I was told to get of off the bicycle and this was followed by some questions. "Where did I live, where I had come from, what was my name and how long had I been in the States." His nametag read "Chavias" and I answered every question almost immediately and without hesitation. And every question that I answered I was never in anyway sarcastic or disrespectful to these two officers. Chavias then asked me if I had anything illegal on me, like drugs or a gun. Answering no, he then asked me for some form of ID. Letting them know that this was in my pouch I then proceeded to slowly open it up. As I was doing this, Chavias' eyes focused on it intently. Suddenly my bag was grabbed from me. As my hand was still attached to it I automatically pulled it back. "Excuse me," I said, "that's my bag, you have no right to look in that." (Once again please keep in mind that this is not the Bronx, Compton or South Chicago where an officer would have much more reason to act in a more aggressive manner. This is a quiet suburb to the north of Los Angeles in the San Gabriel Valley.) "Don't you tell me what to do, I'm in charge here," he snapped, virtually spitting the words out of his mouth at me. His aura was that of an absolute power trip. I felt totally violated by these two men. What they were doing was so wrong as I stood there in the middle of this street, being intimidated and now having my belongings gone through by two officers of the so called law. When Chavias had yanked my pouch from me, some of my belongings had fallen to the ground below. After I had picked these up, his partner "Maicas" then went through all of my pockets pulling out a few dollar bills and some paper. (If I can call this a violation, which I personally feel like it was, was being carried out) I was then asked the same questions again from earlier, to which I gave the same answers. Finding no gun or any drugs on me, Maicas then put my hands behind my back. Holding my wrists together he then escorted me to the back of the police car. I was told to get in and the door was closed, locking me inside. What for, I have no idea?

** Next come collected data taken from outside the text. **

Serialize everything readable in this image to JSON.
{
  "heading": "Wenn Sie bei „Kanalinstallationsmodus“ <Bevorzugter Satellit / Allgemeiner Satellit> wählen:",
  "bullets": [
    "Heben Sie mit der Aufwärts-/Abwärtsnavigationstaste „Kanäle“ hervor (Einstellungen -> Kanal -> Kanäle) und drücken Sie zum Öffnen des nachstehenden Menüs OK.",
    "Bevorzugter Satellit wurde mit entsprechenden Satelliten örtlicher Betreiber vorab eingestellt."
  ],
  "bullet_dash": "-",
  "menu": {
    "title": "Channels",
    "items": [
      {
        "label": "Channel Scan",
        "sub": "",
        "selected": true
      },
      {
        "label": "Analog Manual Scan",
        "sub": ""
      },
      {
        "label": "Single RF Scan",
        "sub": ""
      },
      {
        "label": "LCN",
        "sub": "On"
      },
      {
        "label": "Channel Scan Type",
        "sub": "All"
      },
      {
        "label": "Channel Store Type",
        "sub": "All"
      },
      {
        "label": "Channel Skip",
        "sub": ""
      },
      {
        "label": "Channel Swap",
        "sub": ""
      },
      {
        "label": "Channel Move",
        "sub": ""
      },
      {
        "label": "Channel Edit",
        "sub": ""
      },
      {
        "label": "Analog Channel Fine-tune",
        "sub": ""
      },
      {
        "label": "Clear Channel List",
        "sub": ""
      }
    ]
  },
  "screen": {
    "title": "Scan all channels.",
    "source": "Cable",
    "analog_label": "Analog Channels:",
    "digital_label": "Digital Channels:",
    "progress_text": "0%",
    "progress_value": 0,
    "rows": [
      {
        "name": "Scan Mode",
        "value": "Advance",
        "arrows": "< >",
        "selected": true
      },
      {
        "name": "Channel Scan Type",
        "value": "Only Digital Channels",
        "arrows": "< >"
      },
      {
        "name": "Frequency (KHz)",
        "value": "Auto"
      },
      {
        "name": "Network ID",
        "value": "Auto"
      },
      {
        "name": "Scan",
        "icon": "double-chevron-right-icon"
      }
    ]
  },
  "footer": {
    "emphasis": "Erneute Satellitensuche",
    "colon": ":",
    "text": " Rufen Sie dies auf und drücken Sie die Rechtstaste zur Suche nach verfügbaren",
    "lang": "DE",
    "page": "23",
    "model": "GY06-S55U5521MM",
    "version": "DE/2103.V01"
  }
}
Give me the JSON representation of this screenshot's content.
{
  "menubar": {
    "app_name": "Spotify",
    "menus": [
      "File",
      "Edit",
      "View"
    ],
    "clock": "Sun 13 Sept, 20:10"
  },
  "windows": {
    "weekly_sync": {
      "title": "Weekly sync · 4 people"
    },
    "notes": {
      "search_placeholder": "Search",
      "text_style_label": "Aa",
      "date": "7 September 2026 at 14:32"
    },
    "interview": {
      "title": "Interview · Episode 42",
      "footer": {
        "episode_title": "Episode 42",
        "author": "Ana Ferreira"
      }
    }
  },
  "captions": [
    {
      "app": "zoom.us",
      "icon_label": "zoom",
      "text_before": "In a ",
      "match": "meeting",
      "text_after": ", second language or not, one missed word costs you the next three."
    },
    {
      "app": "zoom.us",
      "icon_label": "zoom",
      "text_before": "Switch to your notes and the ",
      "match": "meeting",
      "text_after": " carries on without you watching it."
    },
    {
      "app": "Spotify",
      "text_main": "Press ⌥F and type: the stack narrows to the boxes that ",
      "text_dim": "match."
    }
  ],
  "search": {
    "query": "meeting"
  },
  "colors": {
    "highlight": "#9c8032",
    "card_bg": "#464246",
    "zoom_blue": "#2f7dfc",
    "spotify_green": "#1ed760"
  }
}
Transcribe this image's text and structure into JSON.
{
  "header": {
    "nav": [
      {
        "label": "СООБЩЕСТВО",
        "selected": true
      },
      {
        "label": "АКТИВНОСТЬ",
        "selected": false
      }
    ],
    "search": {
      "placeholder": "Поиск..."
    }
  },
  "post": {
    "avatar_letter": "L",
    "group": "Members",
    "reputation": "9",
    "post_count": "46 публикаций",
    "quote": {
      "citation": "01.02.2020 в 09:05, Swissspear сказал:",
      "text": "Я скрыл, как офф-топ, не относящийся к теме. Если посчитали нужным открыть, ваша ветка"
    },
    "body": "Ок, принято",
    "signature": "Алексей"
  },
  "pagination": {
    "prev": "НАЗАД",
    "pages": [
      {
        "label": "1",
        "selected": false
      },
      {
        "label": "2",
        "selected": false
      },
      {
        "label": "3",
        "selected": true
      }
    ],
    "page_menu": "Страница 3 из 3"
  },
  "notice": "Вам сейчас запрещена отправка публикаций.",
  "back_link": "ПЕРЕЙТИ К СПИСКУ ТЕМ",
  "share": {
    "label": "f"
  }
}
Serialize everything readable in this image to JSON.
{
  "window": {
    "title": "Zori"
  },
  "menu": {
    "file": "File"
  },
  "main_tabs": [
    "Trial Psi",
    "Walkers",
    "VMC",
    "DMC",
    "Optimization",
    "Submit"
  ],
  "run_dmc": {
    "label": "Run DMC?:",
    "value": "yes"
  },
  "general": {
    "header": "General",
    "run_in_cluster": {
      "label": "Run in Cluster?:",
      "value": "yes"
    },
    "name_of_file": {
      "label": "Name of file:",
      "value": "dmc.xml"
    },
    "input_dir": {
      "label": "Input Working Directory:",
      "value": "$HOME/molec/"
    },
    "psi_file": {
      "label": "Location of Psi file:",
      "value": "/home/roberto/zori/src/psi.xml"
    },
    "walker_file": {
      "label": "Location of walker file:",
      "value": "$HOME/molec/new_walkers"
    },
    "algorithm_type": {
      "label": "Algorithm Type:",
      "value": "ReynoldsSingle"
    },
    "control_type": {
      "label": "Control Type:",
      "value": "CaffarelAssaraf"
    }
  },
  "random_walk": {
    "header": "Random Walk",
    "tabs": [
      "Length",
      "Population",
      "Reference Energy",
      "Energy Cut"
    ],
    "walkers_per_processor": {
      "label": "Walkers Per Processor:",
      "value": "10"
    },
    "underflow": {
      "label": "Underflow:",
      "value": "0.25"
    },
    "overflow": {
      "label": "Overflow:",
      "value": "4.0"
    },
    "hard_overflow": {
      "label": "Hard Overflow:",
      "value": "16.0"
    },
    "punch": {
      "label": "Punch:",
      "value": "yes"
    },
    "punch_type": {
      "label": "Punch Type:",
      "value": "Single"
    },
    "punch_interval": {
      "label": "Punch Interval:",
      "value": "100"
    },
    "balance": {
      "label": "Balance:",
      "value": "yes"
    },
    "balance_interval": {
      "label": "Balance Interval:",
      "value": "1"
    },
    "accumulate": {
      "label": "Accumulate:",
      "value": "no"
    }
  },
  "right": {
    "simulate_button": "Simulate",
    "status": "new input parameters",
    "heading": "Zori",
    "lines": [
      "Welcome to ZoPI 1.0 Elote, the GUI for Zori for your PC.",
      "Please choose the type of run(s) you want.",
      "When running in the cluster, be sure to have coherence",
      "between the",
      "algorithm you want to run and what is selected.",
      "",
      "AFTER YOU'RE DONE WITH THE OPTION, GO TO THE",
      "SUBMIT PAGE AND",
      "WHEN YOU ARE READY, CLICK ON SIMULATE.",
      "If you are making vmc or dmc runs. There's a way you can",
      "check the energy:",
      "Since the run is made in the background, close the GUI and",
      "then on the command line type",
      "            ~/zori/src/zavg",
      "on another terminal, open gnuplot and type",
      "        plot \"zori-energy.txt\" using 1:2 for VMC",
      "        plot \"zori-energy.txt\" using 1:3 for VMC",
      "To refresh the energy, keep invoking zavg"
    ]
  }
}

Chavias and his partner then did a through search of my pouch on the back of their car. I first became aware of this when I heard several objects being placed or dropped on the trunk and their individual sounds echoed through the hollow trunk's interior. That was when I looked into the mirror and watched as they continued their so-called justifiable search. Chavias at one point even looked over the bicycle, lifting it up to search under the seat. I presume that this was for any hidden drugs. This whole affair went on for about five minutes and it was totally intimidating. The mail lady, neighbors and occasional passing car all went by and looked at me like I was some kind of criminal.
A while later Maicas got into the front of the car and asked me the same questions again. I answered exactly as I had done before. Although humiliated, never once did I show any kind of anger, make any threatening advances, and was in any way sarcastic to these two individuals. Maicas then got on the radio and spoke to who I would imagine to be dispatch. He gave my name and other information about me and waited for a response. Not getting back what I'd imagine he wanted to hear, he got out of the car.